Additionally, the prices of copper and other industrial metals are reversing recent gains. The decline is attributed to China's economic slowdown and concerns about the U.S. economy and technology sector.

Even a report on Thursday showing stronger-than-expected U.S. growth in the second quarter did little to ease investors' concerns about the future.

Louis-Vincent Gave, CEO of Gavekal Research, noted in a client memo, “It does seem that an unwinding has begun of popular trades that brought valuations to stupid levels.”

Torsten Slok, chief economist at Apollo Global Management, advised clients that a faster economic slowdown would negatively impact earnings and increase the likelihood of a selloff in stock and credit markets.

Notable Market Movements and Changing Assumptions:

Government Bonds:In the bond market, the bleak global growth outlook is driving bets on rate cuts. Investors are flocking to short-dated securities amid concerns that monetary policy is too tight, anticipating that borrowing costs will eventually decline.

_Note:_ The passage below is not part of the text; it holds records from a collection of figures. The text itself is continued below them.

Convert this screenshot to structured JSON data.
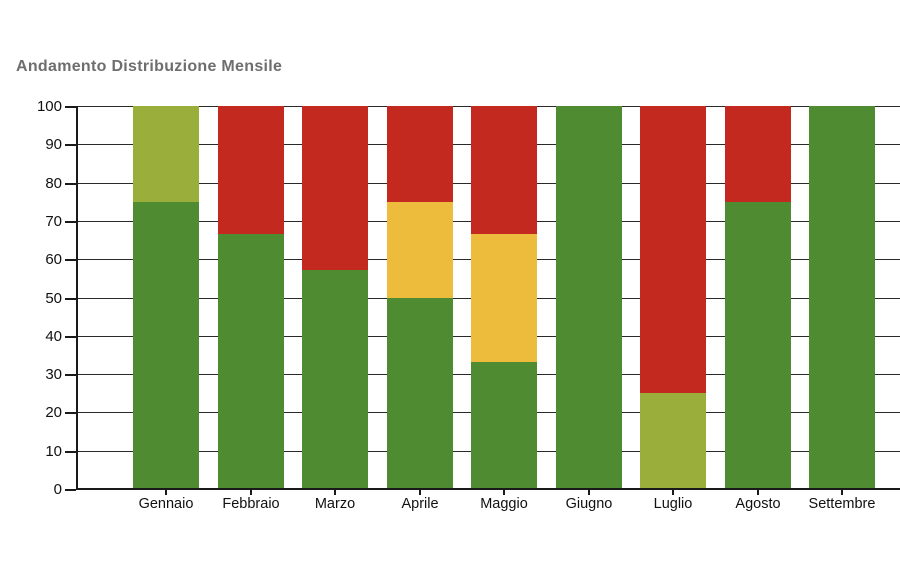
{
  "title": "Andamento Distribuzione Mensile",
  "chart_data": {
    "type": "bar",
    "stacked": true,
    "title": "Andamento Distribuzione Mensile",
    "categories": [
      "Gennaio",
      "Febbraio",
      "Marzo",
      "Aprile",
      "Maggio",
      "Giugno",
      "Luglio",
      "Agosto",
      "Settembre"
    ],
    "series": [
      {
        "name": "green",
        "color": "#4e8b31",
        "values": [
          75,
          66.7,
          57.1,
          50,
          33.3,
          100,
          0,
          75,
          100
        ]
      },
      {
        "name": "light-green",
        "color": "#9aaf3b",
        "values": [
          25,
          0,
          0,
          0,
          0,
          0,
          25,
          0,
          0
        ]
      },
      {
        "name": "yellow",
        "color": "#eebc3d",
        "values": [
          0,
          0,
          0,
          25,
          33.4,
          0,
          0,
          0,
          0
        ]
      },
      {
        "name": "red",
        "color": "#c3291f",
        "values": [
          0,
          33.3,
          42.9,
          25,
          33.3,
          0,
          75,
          25,
          0
        ]
      }
    ],
    "xlabel": "",
    "ylabel": "",
    "ylim": [
      0,
      100
    ],
    "yticks": [
      0,
      10,
      20,
      30,
      40,
      50,
      60,
      70,
      80,
      90,
      100
    ],
    "grid": true,
    "legend": "none"
  },
  "colors": {
    "background": "#ffffff",
    "title_text": "#6e6e6e",
    "axis": "#1a1a1a",
    "gridline": "#2a2a2a",
    "tick_label": "#111111"
  }
}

On Thursday, the yield on the two-year U.S. Treasury note was just 12 basis points above the 10-year yield, marking the narrowest spread since mid-2022 and a significant shift from over 50 basis points a month ago.

While the chances of a Fed rate cut at next week’s meeting remain slim, the market is now anticipating deeper cuts later this year. Traders are pricing in about 30 basis points of easing by September, indicating a roughly 20% chance of a significant cut, and more than 70 basis points of cuts through 2024, up seven basis points from Wednesday.

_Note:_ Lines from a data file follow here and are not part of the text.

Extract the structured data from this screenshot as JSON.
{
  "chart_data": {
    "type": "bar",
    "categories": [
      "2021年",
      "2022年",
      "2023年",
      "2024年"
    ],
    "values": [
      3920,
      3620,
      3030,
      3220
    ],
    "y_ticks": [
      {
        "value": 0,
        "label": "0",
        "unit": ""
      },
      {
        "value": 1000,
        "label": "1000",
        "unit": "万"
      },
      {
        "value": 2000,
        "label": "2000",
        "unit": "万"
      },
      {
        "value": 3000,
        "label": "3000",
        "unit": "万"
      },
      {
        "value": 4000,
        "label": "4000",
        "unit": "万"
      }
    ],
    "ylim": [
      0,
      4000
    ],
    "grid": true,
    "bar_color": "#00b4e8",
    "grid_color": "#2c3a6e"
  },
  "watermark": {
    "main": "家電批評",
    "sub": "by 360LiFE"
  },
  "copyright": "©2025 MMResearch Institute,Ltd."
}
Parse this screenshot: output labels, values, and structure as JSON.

This repricing is also benefiting the yen, which has rallied around 6% from a recent low, the largest gain among Group-of-10 currencies. Investors, who have typically borrowed in the low-yielding yen to invest in higher-yielding currencies like the Mexican peso or the Australian and New Zealand dollars, now foresee a narrowing gap between the Bank of Japan’s benchmark and those of its counterparts.

Stock Markets:U.S. and European equity markets have been buoyed this year by the belief that inflation was under control, allowing the Fed to ease monetary policy later and avoid a recession. By mid-May, the Stoxx Europe 600 Index had reached a record, delivering a 12% return in 2024. The S&P 500 set a record as recently as July 16, with technology stocks leading the charge.

However, many investors now believe that the Fed is lagging behind, with inflation subsiding but the economy weakening too much. Meanwhile, China is already easing monetary policy amid a slump in its economy.

Some market observers predict that the Fed risks making a policy error if it doesn’t cut rates soon and may have to cut more later if it delays.

Nearly a third of S&P 500 companies have reported second-quarter results, and the focus is increasingly on sales figures, where the economic slowdown is becoming evident. Only 43% of companies have exceeded revenue expectations, which would be the lowest in five years, according to Bloomberg Intelligence data.

The AI enthusiasm has also waned. Investors were surprised by how much Alphabet Inc., Google's parent company, is spending on AI with little immediate revenue impact. The Nasdaq 100 Index has dropped more than 8% from its July 10 record, erasing $2.3 trillion in market value. Despite this, the index is still up 13% this year, and a Bank of America survey indicated that investment in the so-called Magnificent Seven stocks was the most crowded trade since October 2020.

James Athey, portfolio manager at Marlborough Group, remarked, “Valuations of mega-cap tech were increasingly impossible to justify with anything but the most heroic forecast for future growth, earnings, and monetary policy. It’s inevitable that these kinds of extremes cannot persist.”

Metals:Growing pessimism about demand and the tech industry is also impacting the metals market. Copper prices have fallen below $9,000 a ton for the first time since early April and are down about 20% from their mid-May peak. Aluminum hit a four-month low this week before rebounding.

Investors who previously bought metals on expectations of tight supply and increased usage in data centers and other sectors are now worried about rising inventories and weak conditions in the Chinese spot market.